Culture and Customs of the Dao Ethnic Group
Ethnic minorities often reside in remote areas or high mountains, sustaining themselves through hunting or slash-and-burn agriculture. Introducing tourism to these communities can boost their income, mitigate environmental damage, and provide a refreshing climate for visitors. Let's join hands to protect our environment and make our Earth greener, cleaner, and more beautiful.
Housing: Dao houses vary greatly, including ground-level houses, stilt houses, or half-stilt, half-ground houses.
Family Structure: Patriarchal.
Traditional Clothing: Historically, men wore their hair long, tied in a bun at the nape of the neck or kept a long tuft on top with the sides shaved. Different Dao groups have distinct ways of wearing headscarves. There are two types of shirts: long and short. Dao women’s attire is diverse, often including long aprons, skirts, or trousers. Their clothing is very colorful, with intricate embroidery created from memory on the fabric's underside, resulting in raised patterns on the front. Patterns include swastikas, pine trees, birds, humans, animals, and leaves. The Dao people create patterns on fabric using beeswax, drawing with brushes or printing with beeswax-coated stamps. After dyeing the fabric with indigo, the patterns appear sky blue due to the beeswax resisting the dye.
Cuisine: The Dao mainly eat rice, with some areas consuming more corn than rice or porridge. They enjoy boiled meat, dried meat, fermented meat, and sour bamboo shoot soup.
Festivals: The Dao celebrate Tet in January, worship ancestors in January, July, and December, with specific days for ancestor worship varying among different Dao groups. They also have life cycle ceremonies like the Cap Sac ceremony, weddings, funerals, health prayers, and spirit worship.
Beliefs: The Dao follow both primitive beliefs, agricultural rituals, and are significantly influenced by Confucianism, Buddhism, and especially Taoism. Ban Vuong is considered the progenitor of the Dao and is worshiped alongside each family's ancestors. Traditionally, all men of age must undergo the Cap Sac ceremony, which is a Taoist ritual with traces of ancient initiation rites.
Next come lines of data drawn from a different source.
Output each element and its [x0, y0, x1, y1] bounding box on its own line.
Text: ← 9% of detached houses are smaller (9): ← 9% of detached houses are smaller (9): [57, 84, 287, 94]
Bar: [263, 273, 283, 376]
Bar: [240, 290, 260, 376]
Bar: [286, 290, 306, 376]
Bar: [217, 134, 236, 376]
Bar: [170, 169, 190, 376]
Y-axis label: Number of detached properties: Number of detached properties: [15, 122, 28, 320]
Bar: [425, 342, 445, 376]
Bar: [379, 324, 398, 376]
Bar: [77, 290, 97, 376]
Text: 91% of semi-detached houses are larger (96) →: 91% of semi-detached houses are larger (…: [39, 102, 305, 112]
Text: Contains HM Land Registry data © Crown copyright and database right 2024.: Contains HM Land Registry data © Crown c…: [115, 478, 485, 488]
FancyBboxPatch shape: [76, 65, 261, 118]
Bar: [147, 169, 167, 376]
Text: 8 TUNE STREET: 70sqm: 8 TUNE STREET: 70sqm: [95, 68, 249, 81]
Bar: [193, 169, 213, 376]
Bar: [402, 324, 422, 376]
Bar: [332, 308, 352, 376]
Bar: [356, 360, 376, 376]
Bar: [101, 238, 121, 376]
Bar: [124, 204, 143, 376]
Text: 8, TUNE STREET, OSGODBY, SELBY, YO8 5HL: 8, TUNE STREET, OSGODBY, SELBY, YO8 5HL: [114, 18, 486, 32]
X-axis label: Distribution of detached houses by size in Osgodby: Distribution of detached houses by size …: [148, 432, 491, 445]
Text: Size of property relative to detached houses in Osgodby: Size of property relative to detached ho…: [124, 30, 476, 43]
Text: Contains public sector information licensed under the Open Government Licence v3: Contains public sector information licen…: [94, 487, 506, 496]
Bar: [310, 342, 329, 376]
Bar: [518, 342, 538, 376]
The Dao have polytheistic beliefs, worshiping ancestral spirits, kitchen gods, local deities within families, and clan spirits within lineages or clans. At the village level, they worship village spirits, including protective deities and local gods, and conduct rituals for rain or sun prayers, pest control, etc. Historically, they also worshiped field, hill, and water source spirits.